Now that the temperatures are dropping, you may start worrying about your vehicle. Winter is arguably the worst time to have problems with your car, and also the harshest season for your vehicle. Cold temperature and icy weather can spell disaster, so what can you do? The first step is to be informed about what winter can mean for your engine.

Winter and Your Engine

Some preventative and informed awareness can help you to survive the winter weather with a happy and healthy engine. Read each section and then check your own car for winter prep.

Battery: If you can’t remember the last time you changed your battery, it might be a good idea to do that now before you find yourself with a dead battery in a frozen parking lot. Check for corrosion or loose connections if you aren’t in the market for a new battery.

Fluids: Antifreeze is the most important feature in your winter engine, because it will help any liquids from freezing and expanding to crack your radiator. Top off your antifreeze and oil while you’re at it. It’s not a bad idea to add an oil additive to help your engine’s oil coat more completely and reduce friction in a cold engine. Don’t forget washer fluid while you’re filling up fluids in the engine.

Temperature Gauge: Do you know where your temperature indicator is located on your dashboard? You need to know where it is and what it means. Your car should take 5-15 minutes of running to reach the middle “safe” temperatures. If it isn’t reaching that in the cold weather then you may have a problem or leak.
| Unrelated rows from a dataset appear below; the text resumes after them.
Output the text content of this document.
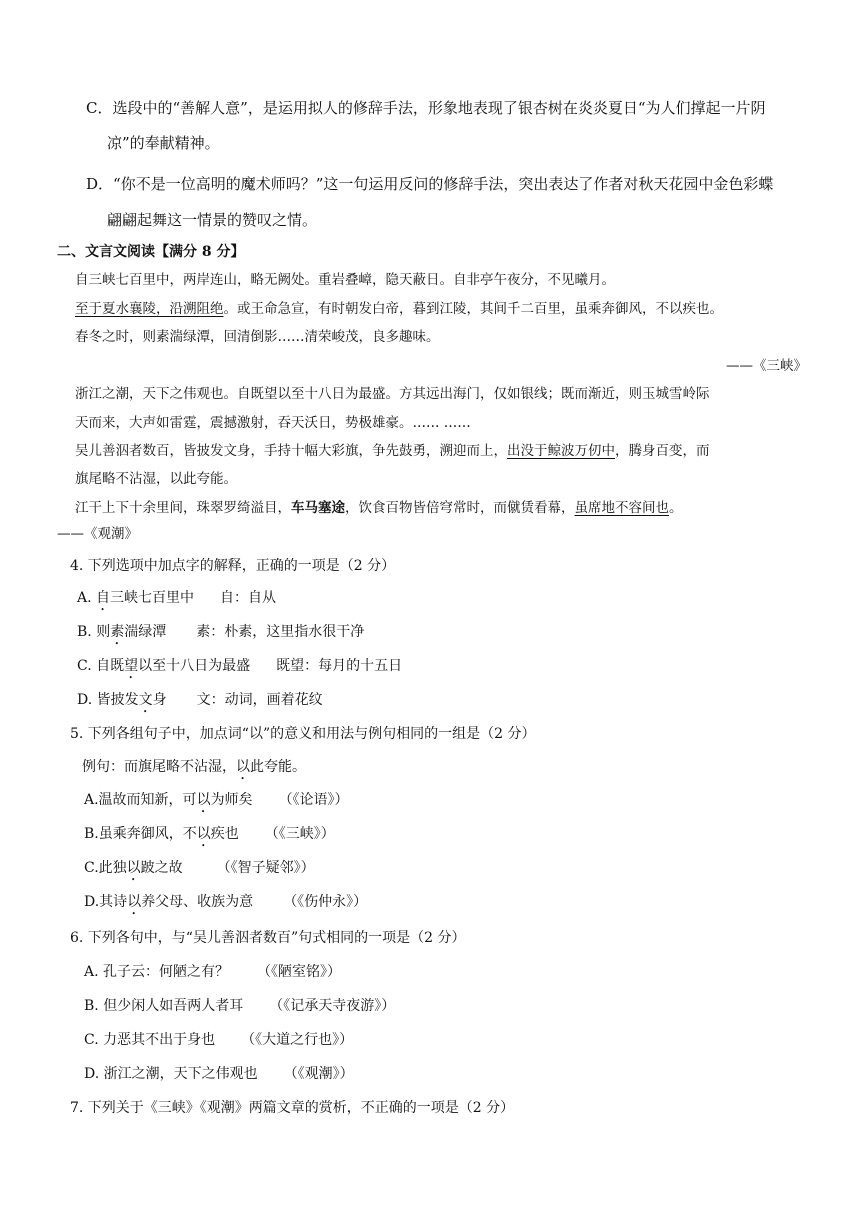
C．选段中的“善解人意”，是运用拟人的修辞手法，形象地表现了银杏树在炎炎夏日“为人们撑起一片阴
凉”的奉献精神。
D．“你不是一位高明的魔术师吗？”这一句运用反问的修辞手法，突出表达了作者对秋天花园中金色彩蝶
翩翩起舞这一情景的赞叹之情。
二、文言文阅读【满分 8 分】
自三峡七百里中，两岸连山，略无阙处。重岩叠嶂，隐天蔽日。自非亭午夜分，不见曦月。
至于夏水襄陵，沿溯阻绝。或王命急宣，有时朝发白帝，暮到江陵，其间千二百里，虽乘奔御风，不以疾也。
春冬之时，则素湍绿潭，回清倒影……清荣峻茂，良多趣味。
——《三峡》
浙江之潮，天下之伟观也。自既望以至十八日为最盛。方其远出海门，仅如银线；既而渐近，则玉城雪岭际
天而来，大声如雷霆，震撼激射，吞天沃日，势极雄豪。…… ……
吴儿善泅者数百，皆披发文身，手持十幅大彩旗，争先鼓勇，溯迎而上，出没于鲸波万仞中，腾身百变，而
旗尾略不沾湿，以此夸能。
江干上下十余里间，珠翠罗绮溢目，车马塞途，饮食百物皆倍穹常时，而僦赁看幕，虽席地不容间也。
——《观潮》
4. 下列选项中加点字的解释，正确的一项是（2 分）
A. 自三峡七百里中 自：自从
B. 则素湍绿潭 素：朴素，这里指水很干净
C. 自既望以至十八日为最盛 既望：每月的十五日
D. 皆披发文身 文：动词，画着花纹
5. 下列各组句子中，加点词“以”的意义和用法与例句相同的一组是（2 分）
例句：而旗尾略不沾湿，以此夸能。
A.温故而知新，可以为师矣 （《论语》）
B.虽乘奔御风，不以疾也 （《三峡》）
C.此独以跛之故 （《智子疑邻》）
D.其诗以养父母、收族为意 （《伤仲永》）
6. 下列各句中，与“吴儿善泅者数百”句式相同的一项是（2 分）
A. 孔子云：何陋之有？ （《陋室铭》）
B. 但少闲人如吾两人者耳 （《记承天寺夜游》）
C. 力恶其不出于身也 （《大道之行也》）
D. 浙江之潮，天下之伟观也 （《观潮》）
7. 下列关于《三峡》《观潮》两篇文章的赏析，不正确的一项是（2 分）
Don’t Idle: In decades past it was considered good practice to let your car idle for 5 minutes in your driveway to warm up so that your engine didn’t work as hard to reach a normal temperature. Today’s car’s are much more efficient, so idling is actually bad for the environment and the engine. Instead, you can remote start your car a few minutes early just to get seat-warmers and heat going, but driving your car is the best way to warm it up. Just take it easy – no drag racing down the street on an ice cold engine.

Check Up: It’s smart to get a check up or oil change on your engine before the holidays make things hectic. The older your car, the more need you’ll have for a checkup.

Winter can be hard on your car and your car’s engine, so show it a little love this holiday season.